6. I just chanced to be on Mount Gilboa. Does one accidentally stumble onto a battlefield while the killing is still going on? A more likely scenario is that the Amalekite came onto the battlefield immediately after the fighting as a scavenger, found Saul’s corpse before the Philistines did, and removed the regalia.
Saul was leaning on his spear. From Saul’s words in verse 9, what this means is not that he was resting but that he was entirely spent, barely able to stand.
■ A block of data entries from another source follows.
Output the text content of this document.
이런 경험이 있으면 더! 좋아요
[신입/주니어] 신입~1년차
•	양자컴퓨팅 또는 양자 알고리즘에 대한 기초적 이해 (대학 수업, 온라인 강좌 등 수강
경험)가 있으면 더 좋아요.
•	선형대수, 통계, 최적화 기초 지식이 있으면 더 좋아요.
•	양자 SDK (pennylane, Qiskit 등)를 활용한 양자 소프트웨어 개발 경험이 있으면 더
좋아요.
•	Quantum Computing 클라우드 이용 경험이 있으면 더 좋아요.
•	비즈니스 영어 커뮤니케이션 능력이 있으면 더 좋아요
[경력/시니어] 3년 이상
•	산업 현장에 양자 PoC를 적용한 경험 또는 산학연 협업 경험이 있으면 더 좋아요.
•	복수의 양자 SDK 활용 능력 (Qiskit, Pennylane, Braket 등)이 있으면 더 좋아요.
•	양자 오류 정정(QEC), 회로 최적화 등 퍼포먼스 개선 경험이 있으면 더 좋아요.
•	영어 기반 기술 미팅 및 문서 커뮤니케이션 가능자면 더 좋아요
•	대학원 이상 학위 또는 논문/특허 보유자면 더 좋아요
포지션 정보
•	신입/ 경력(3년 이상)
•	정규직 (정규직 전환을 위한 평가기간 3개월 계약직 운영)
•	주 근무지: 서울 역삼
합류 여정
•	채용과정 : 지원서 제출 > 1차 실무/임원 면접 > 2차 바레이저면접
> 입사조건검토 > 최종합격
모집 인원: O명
8. I am an Amalekite. Only now, in the middle of the story, is the national identity of the messenger revealed. The fact that he was an Amalekite means he would have felt no recoil of taboo about doing violence to the king of Israel—something Saul appears to grasp at once. (Compare Doeg the Edomite’s slaughter of the priests of Nob in 1 Samuel 22.) But there is also dramatic irony here: Saul lost his hold on the kingship when he failed to kill the Amalekite king; now he begs an Amalekite to kill him, the king of Israel.
9. Pray, stand over me and finish me off. “Stand over” suggests that Saul himself is barely standing, that he is collapsed against the support of his spear—the very spear that has been associated with his kingship and with his outbursts of rage. “Finish me off” is somewhat inelegant as English diction, but the nuance of the Hebrew (the polel conjugation of the verbal stem that means “to die”) is essential to the story: Saul feels he is dying, and he asks the Amalekite lad not to kill him but to finish him off before the Philistines can get to him. The Amalekite and David concur in this indication of what the Amalekite does to Saul.
The fainting spell. The Hebrew noun appears only here.